Across the 21 test centres that took part in the study, the number of referrals for genetic testing rose from 12,142 in 2012, to 19,751 in 2013. The study is published today in the journal Breast Cancer Research.

The rise also coincided with widespread press coverage of new Government guidance recommending the use of breast cancer prevention drugs tamoxifen and raloxifene for women at high risk of breast cancer, but researchers said that the timing of the uplift in referrals clearly indicated it was coverage of Angelina Jolie’s operation that had the biggest impact.
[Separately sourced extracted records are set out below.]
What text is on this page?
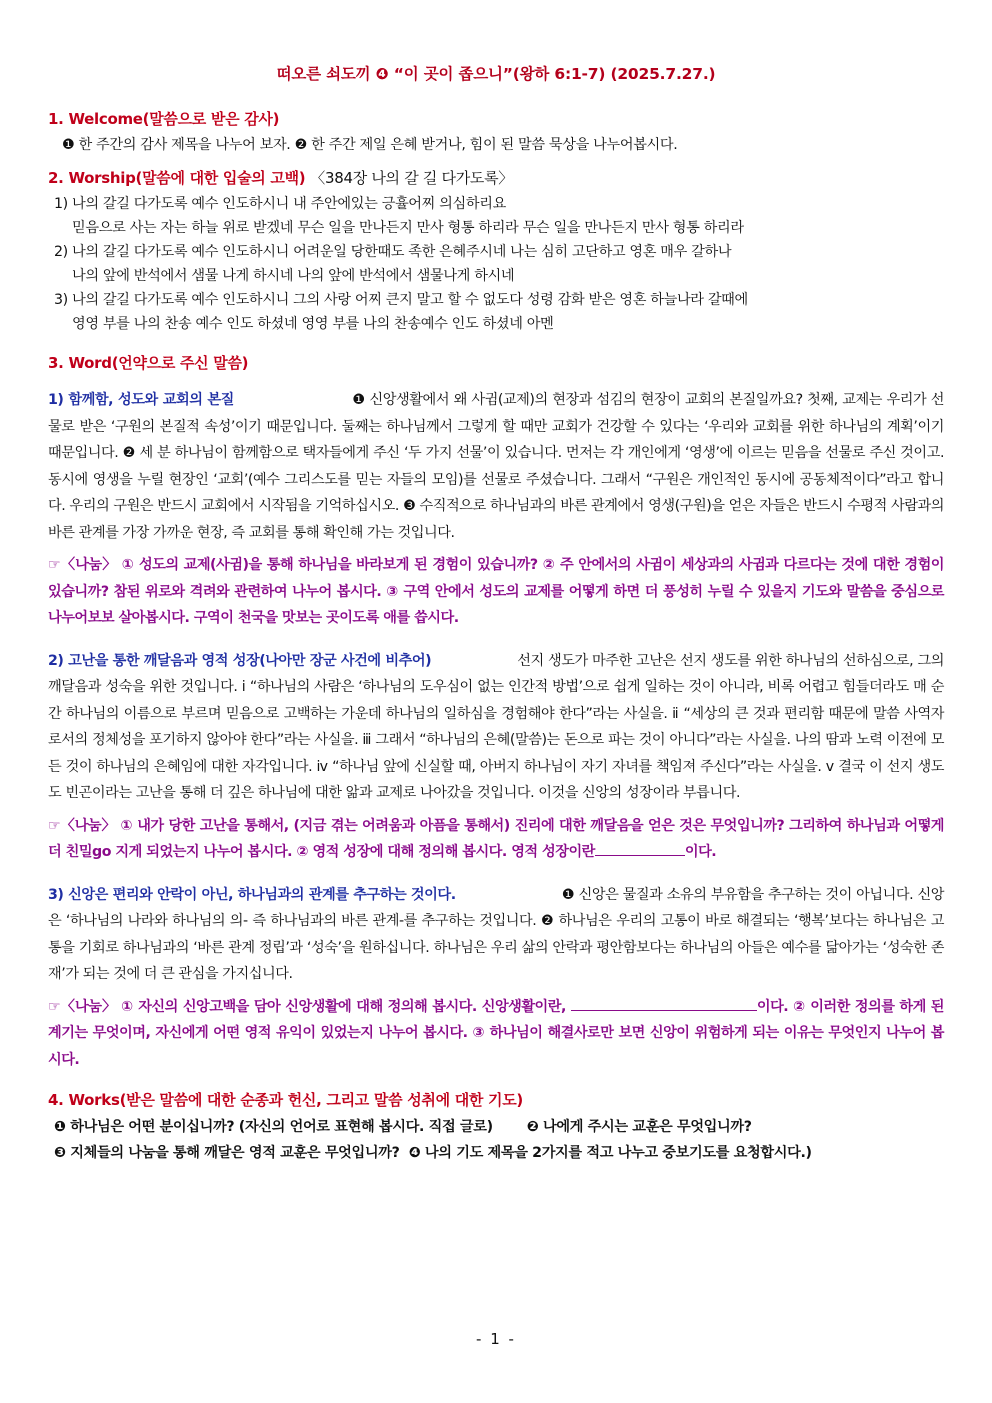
떠오른 쇠도끼 ❹ “이 곳이 좁으니”(왕하 6:1-7) (2025.7.27.)

1. Welcome(말씀으로 받은 감사)

❶ 한 주간의 감사 제목을 나누어 보자. ❷ 한 주간 제일 은혜 받거나, 힘이 된 말씀 묵상을 나누어봅시다.

2. Worship(말씀에 대한 입술의 고백) 〈384장 나의 갈 길 다가도록〉

1) 나의 갈길 다가도록 예수 인도하시니 내 주안에있는 긍휼어찌 의심하리요

믿음으로 사는 자는 하늘 위로 받겠네 무슨 일을 만나든지 만사 형통 하리라 무슨 일을 만나든지 만사 형통 하리라

2) 나의 갈길 다가도록 예수 인도하시니 어려운일 당한때도 족한 은혜주시네 나는 심히 고단하고 영혼 매우 갈하나

나의 앞에 반석에서 샘물 나게 하시네 나의 앞에 반석에서 샘물나게 하시네

3) 나의 갈길 다가도록 예수 인도하시니 그의 사랑 어찌 큰지 말고 할 수 없도다 성령 감화 받은 영혼 하늘나라 갈때에

영영 부를 나의 찬송 예수 인도 하셨네 영영 부를 나의 찬송예수 인도 하셨네 아멘

3. Word(언약으로 주신 말씀)

1) 함께함, 성도와 교회의 본질	❶ 신앙생활에서 왜 사귐(교제)의 현장과 섬김의 현장이 교회의 본질일까요? 첫째, 교제는 우리가 선물로 받은 ‘구원의 본질적 속성’이기 때문입니다. 둘째는 하나님께서 그렇게 할 때만 교회가 건강할 수 있다는 ‘우리와 교회를 위한 하나님의 계획’이기 때문입니다. ❷ 세 분 하나님이 함께함으로 택자들에게 주신 ‘두 가지 선물’이 있습니다. 먼저는 각 개인에게 ‘영생’에 이르는 믿음을 선물로 주신 것이고. 동시에 영생을 누릴 현장인 ‘교회’(예수 그리스도를 믿는 자들의 모임)를 선물로 주셨습니다. 그래서 “구원은 개인적인 동시에 공동체적이다”라고 합니다. 우리의 구원은 반드시 교회에서 시작됨을 기억하십시오. ❸ 수직적으로 하나님과의 바른 관계에서 영생(구원)을 얻은 자들은 반드시 수평적 사람과의 바른 관계를 가장 가까운 현장, 즉 교회를 통해 확인해 가는 것입니다.

☞〈나눔〉 ① 성도의 교제(사귐)을 통해 하나님을 바라보게 된 경험이 있습니까? ② 주 안에서의 사귐이 세상과의 사귐과 다르다는 것에 대한 경험이 있습니까? 참된 위로와 격려와 관련하여 나누어 봅시다. ③ 구역 안에서 성도의 교제를 어떻게 하면 더 풍성히 누릴 수 있을지 기도와 말씀을 중심으로 나누어보보 살아봅시다. 구역이 천국을 맛보는 곳이도록 애를 씁시다.

2) 고난을 통한 깨달음과 영적 성장(나아만 장군 사건에 비추어)	선지 생도가 마주한 고난은 선지 생도를 위한 하나님의 선하심으로, 그의 깨달음과 성숙을 위한 것입니다. ⅰ “하나님의 사람은 ‘하나님의 도우심이 없는 인간적 방법’으로 쉽게 일하는 것이 아니라, 비록 어렵고 힘들더라도 매 순간 하나님의 이름으로 부르며 믿음으로 고백하는 가운데 하나님의 일하심을 경험해야 한다”라는 사실을. ⅱ “세상의 큰 것과 편리함 때문에 말씀 사역자로서의 정체성을 포기하지 않아야 한다”라는 사실을. ⅲ 그래서 “하나님의 은혜(말씀)는 돈으로 파는 것이 아니다”라는 사실을. 나의 땀과 노력 이전에 모든 것이 하나님의 은혜임에 대한 자각입니다. ⅳ “하나님 앞에 신실할 때, 아버지 하나님이 자기 자녀를 책임져 주신다”라는 사실을. ⅴ 결국 이 선지 생도도 빈곤이라는 고난을 통해 더 깊은 하나님에 대한 앎과 교제로 나아갔을 것입니다. 이것을 신앙의 성장이라 부릅니다.

☞〈나눔〉 ① 내가 당한 고난을 통해서, (지금 겪는 어려움과 아픔을 통해서) 진리에 대한 깨달음을 얻은 것은 무엇입니까? 그리하여 하나님과 어떻게 더 친밀go 지게 되었는지 나누어 봅시다. ② 영적 성장에 대해 정의해 봅시다. 영적 성장이란	이다.

3) 신앙은 편리와 안락이 아닌, 하나님과의 관계를 추구하는 것이다.	❶ 신앙은 물질과 소유의 부유함을 추구하는 것이 아닙니다. 신앙은 ‘하나님의 나라와 하나님의 의- 즉 하나님과의 바른 관계-를 추구하는 것입니다. ❷ 하나님은 우리의 고통이 바로 해결되는 ‘행복’보다는 하나님은 고통을 기회로 하나님과의 ‘바른 관계 정립’과 ‘성숙’을 원하십니다. 하나님은 우리 삶의 안락과 평안함보다는 하나님의 아들은 예수를 닮아가는 ‘성숙한 존재’가 되는 것에 더 큰 관심을 가지십니다.

☞〈나눔〉 ① 자신의 신앙고백을 담아 신앙생활에 대해 정의해 봅시다. 신앙생활이란,	이다. ② 이러한 정의를 하게 된 계기는 무엇이며, 자신에게 어떤 영적 유익이 있었는지 나누어 봅시다. ③ 하나님이 해결사로만 보면 신앙이 위험하게 되는 이유는 무엇인지 나누어 봅시다.

4. Works(받은 말씀에 대한 순종과 헌신, 그리고 말씀 성취에 대한 기도)

❶ 하나님은 어떤 분이십니까? (자신의 언어로 표현해 봅시다. 직접 글로) ❷ 나에게 주시는 교훈은 무엇입니까?

❸ 지체들의 나눔을 통해 깨달은 영적 교훈은 무엇입니까? ❹ 나의 기도 제목을 2가지를 적고 나누고 중보기도를 요청합시다.)

- 1 -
Previous celebrity health stories have had a similar effect on people’s behaviour. After reality TV contestant Jade Goody was diagnosed with cervical cancer in 2008, from which she died the following year, an extra 400,000 women in the UK were screened for the condition, while Kylie Minogue’s breast cancer diagnosis in 2005 led to a short-term 40 per cent increase in breast screening in Australia.

Researchers said that on average, health news about celebrities could have sustained effect on uptake of healthcare for at least six months.

Baroness Delyth Morgan, chief executive at the charity Breast Cancer Campaign, paid tribute to Ms Jolie’s decision to go public.

“Without Angelina Jolie’s openness in talking about her BRCA1 mutation and decision to have a risk-reducing mastectomy, followed by the publication and publicity around the updated NICE guidelines soon after, many women may not have approached health services and so would never have had their risk and risk-reducing options explained,” she said.